Vous avez rappelé la réglementation actuelle et la liste du classement des cours d’eau. Aussi, je n’y reviendrai pas.

Vous l’avez dit, la France est très en retard en matière de continuité écologique. L’arrêté signé en décembre 2012 prévoyait que l’intégralité des ouvrages présents dans les cours d’eau figurant sur la liste 2 devrait répondre aux exigences de la continuité écologique avant décembre 2017 ; nous en sommes bien loin. Comment votre recommandation n° 1, qui vise à créer un niveau supplémentaire de priorité, permettrait-elle de résorber, ne serait-ce qu’en partie, ce retard ?

Comment comptez-vous établir la liste des grands migrateurs ?

Enfin, quel calendrier préconisez-vous ?

Si des projets voient le jour, il manque encore une réelle volonté des services de police de l’eau pour faire appliquer cette réglementation. Ce manque d’implication des services de l’État se retrouve aussi avec la problématique des ouvrages Grenelle qui devaient prioriser le rétablissement de la continuité écologique sur un certain nombre d’ouvrages prioritaires dans chaque département. Dans l’Aisne, cela devait concerner dix-sept ouvrages ; trois seulement ont été aménagés.

Votre orientation n° 2 vise à coordonner la gouvernance locale. Je vous souhaite bon courage… Il est effectivement temps de clarifier les choses. Une seule chose me gêne : vous avez cité de nombreuses organisations, mais on aurait tort d’oublier dans nos territoires les associations de pêcheurs. Dans notre département, la Fédération de l’Aisne pour la pêche et la protection des milieux aquatiques fait partie des maîtres d’ouvrage les plus impliqués dans le rétablissement des continuités écologiques. Elle lance des travaux assez conséquents – en particulier dans une ancienne pisciculture, un petit moulin situé dans ma circonscription.

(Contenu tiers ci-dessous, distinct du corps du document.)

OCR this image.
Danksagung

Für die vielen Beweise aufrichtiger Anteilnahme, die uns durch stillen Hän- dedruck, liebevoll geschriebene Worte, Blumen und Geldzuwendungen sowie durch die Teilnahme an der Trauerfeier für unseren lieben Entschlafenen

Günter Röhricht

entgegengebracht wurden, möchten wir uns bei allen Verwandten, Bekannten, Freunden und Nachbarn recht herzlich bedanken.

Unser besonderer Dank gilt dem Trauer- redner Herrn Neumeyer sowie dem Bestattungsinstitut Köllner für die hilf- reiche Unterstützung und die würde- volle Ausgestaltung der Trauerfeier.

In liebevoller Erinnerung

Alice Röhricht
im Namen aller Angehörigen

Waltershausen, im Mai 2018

Vos recommandations nos 4 et 5 insistent sur l’aspect pédagogique, sur la manière de garantir un meilleur accompagnement des propriétaires d’ouvrages dans cette démarche. Quelles solutions préconisez-vous ?

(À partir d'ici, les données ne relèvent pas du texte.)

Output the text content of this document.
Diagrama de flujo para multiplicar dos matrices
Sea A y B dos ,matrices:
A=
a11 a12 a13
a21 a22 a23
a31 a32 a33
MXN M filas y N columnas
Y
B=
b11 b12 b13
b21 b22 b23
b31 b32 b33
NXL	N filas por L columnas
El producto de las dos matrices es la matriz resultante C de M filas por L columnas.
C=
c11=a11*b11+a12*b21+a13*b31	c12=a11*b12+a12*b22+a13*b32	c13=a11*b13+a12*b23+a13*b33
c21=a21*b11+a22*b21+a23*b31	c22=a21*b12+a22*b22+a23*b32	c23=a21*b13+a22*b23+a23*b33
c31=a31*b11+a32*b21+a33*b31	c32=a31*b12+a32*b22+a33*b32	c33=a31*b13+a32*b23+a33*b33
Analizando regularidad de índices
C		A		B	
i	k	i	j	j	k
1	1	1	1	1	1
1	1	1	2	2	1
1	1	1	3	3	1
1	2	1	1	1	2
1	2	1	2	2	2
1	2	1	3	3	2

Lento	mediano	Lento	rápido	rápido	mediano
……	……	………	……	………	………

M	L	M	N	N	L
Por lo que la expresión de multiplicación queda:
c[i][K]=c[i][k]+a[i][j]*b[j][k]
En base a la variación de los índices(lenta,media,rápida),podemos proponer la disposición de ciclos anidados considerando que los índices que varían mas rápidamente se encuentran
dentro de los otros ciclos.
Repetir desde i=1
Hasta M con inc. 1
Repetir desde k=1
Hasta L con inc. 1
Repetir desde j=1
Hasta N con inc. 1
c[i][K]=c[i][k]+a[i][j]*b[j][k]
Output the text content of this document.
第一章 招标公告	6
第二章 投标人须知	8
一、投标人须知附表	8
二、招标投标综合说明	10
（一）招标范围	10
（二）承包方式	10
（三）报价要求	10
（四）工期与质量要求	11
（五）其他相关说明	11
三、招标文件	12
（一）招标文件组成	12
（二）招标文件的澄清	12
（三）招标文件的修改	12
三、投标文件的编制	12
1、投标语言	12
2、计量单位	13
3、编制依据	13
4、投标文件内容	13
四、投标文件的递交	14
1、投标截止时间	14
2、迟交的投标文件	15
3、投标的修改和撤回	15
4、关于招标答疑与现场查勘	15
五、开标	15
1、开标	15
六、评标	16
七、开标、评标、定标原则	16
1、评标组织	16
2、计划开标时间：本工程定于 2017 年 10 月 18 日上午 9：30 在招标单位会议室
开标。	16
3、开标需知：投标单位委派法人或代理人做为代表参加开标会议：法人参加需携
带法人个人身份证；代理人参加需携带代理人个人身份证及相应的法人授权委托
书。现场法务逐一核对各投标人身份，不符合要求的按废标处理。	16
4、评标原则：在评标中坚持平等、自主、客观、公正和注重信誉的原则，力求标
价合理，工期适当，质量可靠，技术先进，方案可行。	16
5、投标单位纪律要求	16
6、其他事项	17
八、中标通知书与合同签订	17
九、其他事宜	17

Il faut accélérer la restauration de la continuité écologique. Si nous voulons proclamer, comme l’écrivait Jean de La Fontaine dans la fable Le poisson et le pêcheur, que « Petit poisson deviendra grand »,

M. le président Jean-Paul Chanteguet. Pas là où il y a des silures ! (Sourires)

M. Jacques Krabal. Il nous faut agir sans tarder. J’espère que votre rapport y contribuera.

M. Patrice Carvalho. Au sein de la production hydroélectrique, la France compte un peu plus de 2 000 petites centrales représentant environ 10 % de la production nationale de cette énergie renouvelable, ce qui n’est pas négligeable. Or cette activité subit aujourd’hui l’impact de l’application du principe de continuité écologique tel qu’il est défini dans la loi sur l’eau et les milieux aquatiques promulguée en 2006, dans le prolongement de la directive-cadre européenne sur l’eau.

Ainsi la France a-t-elle classé une grande partie de ses cours d’eau sur la liste 2 prévue par l’article L. 214-17 du code de l’environnement au titre des continuités écologiques, lequel prévoit que les ouvrages situés sur les cours d’eau doivent être gérés, entretenus et équipés afin d’assurer le transport suffisant des sédiments et la circulation des poissons migrateurs. Selon ce classement, 10 000 à 20 000 seuils et barrages sont actuellement concernés par ce mode de gestion, qui implique soit une obligation d’équipement par des dispositifs de franchissement, très onéreux pour les propriétaires ou les exploitants, soit leur destruction. Compte tenu de ce coût substantiel, le scénario le plus probable est celui de la destruction, laquelle ne correspond cependant pas à un choix délibéré du propriétaire de l’ouvrage. Cette destruction représentera d’ailleurs elle-même un coût non négligeable qui sera supporté en majeure partie par la collectivité publique.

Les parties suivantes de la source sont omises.